Sei es, dass die sozialistische Tradition der Ostblockstaaten Technik, Industrie und Wissenschaft als wichtigstes Rückgrad der Gesellschaft ansah und die Science Fiction deshalb als logische Ausdrucksform der modernen Zivilisation betrachtet wurde, sei es, dass gedankliche Ausflüge in ferne Welten die einzige Möglichkeit darstellten, die diktatorischen Regimes dieser Staaten zu kritisieren ohne dass die Zensur zuschlug - was auch immer die Ursache für die höhere Wertschätzung der osteuropäischen Science-Fiction-Literatur war: Abgesehen von ihrem höheren gesellschaftlichen Stellenwert waren die Romane auch einfach sprachlich und inhaltlich den amerikanischen Kollegen oft um vieles überlegen. Bücher wie Lems "Der Unbesiegbare", die "Kyberiade" oder "Picknick am Wegesrand" der Gebrüder Strugazki hängen von der literarischen Qualität her jeden Asimov oder Clarke mühelos ab.

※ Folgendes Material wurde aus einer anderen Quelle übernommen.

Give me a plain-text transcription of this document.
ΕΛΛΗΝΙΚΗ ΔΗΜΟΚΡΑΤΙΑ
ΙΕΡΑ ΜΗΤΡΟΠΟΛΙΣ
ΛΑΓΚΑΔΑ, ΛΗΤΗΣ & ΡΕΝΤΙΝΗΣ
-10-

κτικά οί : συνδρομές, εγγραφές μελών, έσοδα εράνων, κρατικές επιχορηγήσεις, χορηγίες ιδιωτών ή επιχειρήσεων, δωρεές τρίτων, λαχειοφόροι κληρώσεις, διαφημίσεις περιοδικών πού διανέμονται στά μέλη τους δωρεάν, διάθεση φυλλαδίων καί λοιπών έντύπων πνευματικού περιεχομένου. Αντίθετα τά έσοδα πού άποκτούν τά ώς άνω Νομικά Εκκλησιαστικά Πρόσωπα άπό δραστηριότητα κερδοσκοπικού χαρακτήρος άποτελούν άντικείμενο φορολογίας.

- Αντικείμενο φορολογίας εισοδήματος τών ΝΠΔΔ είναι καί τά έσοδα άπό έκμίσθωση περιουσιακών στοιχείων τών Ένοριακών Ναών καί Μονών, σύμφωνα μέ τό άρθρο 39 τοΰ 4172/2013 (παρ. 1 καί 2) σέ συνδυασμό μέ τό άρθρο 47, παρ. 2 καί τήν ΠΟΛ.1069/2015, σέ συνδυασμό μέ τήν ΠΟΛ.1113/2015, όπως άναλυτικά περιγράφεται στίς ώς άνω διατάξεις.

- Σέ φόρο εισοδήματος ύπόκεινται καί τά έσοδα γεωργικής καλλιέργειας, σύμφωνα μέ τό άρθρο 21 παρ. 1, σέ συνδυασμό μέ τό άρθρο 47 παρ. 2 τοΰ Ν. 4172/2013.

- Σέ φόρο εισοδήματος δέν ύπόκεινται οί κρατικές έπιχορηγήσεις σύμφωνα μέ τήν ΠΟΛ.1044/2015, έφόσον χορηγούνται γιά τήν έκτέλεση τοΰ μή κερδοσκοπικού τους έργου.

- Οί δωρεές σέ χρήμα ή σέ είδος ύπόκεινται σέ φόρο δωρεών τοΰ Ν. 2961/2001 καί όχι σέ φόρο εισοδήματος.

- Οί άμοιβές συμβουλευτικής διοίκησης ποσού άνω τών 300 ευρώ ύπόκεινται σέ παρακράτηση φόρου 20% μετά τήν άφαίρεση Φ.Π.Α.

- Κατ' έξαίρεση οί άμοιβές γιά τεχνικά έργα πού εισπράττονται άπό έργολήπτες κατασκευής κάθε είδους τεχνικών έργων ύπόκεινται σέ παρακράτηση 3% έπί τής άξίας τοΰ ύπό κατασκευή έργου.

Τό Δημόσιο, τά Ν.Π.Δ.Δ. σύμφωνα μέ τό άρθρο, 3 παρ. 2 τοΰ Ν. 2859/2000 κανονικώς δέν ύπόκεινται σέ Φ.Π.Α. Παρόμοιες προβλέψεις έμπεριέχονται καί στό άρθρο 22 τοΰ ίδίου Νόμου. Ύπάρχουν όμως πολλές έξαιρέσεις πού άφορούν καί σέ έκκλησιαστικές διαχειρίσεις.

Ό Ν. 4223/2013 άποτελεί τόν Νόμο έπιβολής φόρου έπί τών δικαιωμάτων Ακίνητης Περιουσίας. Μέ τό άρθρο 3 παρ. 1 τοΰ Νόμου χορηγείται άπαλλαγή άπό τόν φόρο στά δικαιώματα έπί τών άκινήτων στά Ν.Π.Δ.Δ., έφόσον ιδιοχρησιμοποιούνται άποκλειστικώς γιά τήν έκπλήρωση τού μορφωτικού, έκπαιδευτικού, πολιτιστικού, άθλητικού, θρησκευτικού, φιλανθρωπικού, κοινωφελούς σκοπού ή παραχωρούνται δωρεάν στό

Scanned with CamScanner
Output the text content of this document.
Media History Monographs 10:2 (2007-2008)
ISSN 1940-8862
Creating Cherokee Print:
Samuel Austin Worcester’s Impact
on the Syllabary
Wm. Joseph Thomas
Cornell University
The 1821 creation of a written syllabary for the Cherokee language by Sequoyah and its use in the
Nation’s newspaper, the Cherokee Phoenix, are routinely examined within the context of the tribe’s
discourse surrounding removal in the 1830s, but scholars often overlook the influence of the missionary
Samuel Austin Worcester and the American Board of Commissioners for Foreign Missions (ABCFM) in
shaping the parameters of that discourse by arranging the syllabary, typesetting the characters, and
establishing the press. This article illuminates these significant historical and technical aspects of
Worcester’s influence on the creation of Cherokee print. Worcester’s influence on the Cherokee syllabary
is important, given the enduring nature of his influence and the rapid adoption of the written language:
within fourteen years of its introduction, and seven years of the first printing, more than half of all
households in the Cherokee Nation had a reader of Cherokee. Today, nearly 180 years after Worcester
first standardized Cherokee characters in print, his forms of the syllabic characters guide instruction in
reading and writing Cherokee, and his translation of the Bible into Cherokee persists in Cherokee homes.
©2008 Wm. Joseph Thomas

Stanislaw Lem hatte meist wenig Gutes über die amerikanische Science Fiction zu sagen. Ihm zufolge war sie nie wirklich aus der Groschenheft-Gosse herausgeklettert, er bezeichnete sie sogar als "hoffnungslosen Fall", bei dem es jedoch Ausnahmen gebe (eine dieser Ausnahmen war Lem zufolge Philip K. Dick). Er fügte hinzu, dies läge nicht an prinzipiellen Einschränkungen dieser Art von Literatur, sondern daran, dass die Autoren die Möglichkeiten des Genres einfach nicht voll ausschöpfen würden.

Ich würde hinzufügen, dass es auch daran liegt, dass das kulturelle Bewußtsein einfach recht langsam auf technisch-wissenschaftliche Fortschritte reagiert. Obwohl die Menschheit bereits in den Kosmos ausgeflogen ist, hat die Kunst bisher nur zögerliche Blicke über den Nestrand geworfen. Ähnlich wie neu entdeckte Erdteile - Amerika, Ostasien, Australien - in der frühen Neuzeit nur langsam ins kulturelle Bewußtsein der Europäer vordrangen, sind andere Himmelskörper bisher noch nicht vollständig Teil unserer "Weltwahrnehmung" geworden.

In der Zukunft wird sich dies ändern. Wenn die Menschheit erst im großen Stil in den Kosmos aufgebrochen ist und permanente Kolonien auf anderen Planeten gegründet hat, werden auch die Schriftsteller und Künstler sich vermehrt mit dieser Thematik beschäftigen. Vielleicht ist es sogar an der Zeit, dass wir unsere gesamte Vorstellung von "Erde hier" - "Kosmos dort" verwerfen und zu einem integrierteren Weltbild übergehen - der Weltraum ist, anders als die antiken Philosophen dachten, kein jenseitiges, separates Reich, in dem ganz andere Gesetze als auf der Erde gültig sind. Die fernsten Galaxien werden von der gleichen Physik beherrscht wie das Zimmer, in dem ich gerade sitze. Erde und Weltraum sind keine voneinander getrennten Bereiche - man sollte eigentlich sagen: Wir sind bereits im Weltraum. Während wir hier auf der Erde unseren alltäglichen Geschäften nachgehen, befinden wir uns auf einem Planeten des Sonnensystems mitten im All. Lediglich eine dünne Lufthülle und ein Magnetfeld schützen uns vor Vakuum und Strahlung. Um mit Buckminster Fuller zu reden: Die Erde ist eigentlich ein Raumschiff, auf dem wir durch das Universum kreuzen. Und es ist an der Zeit, dieses Raumschiff zu verlassen und andere Orte zu erforschen und zu bewohnen. Der Kosmos ruft uns... darüber ein andermal mehr!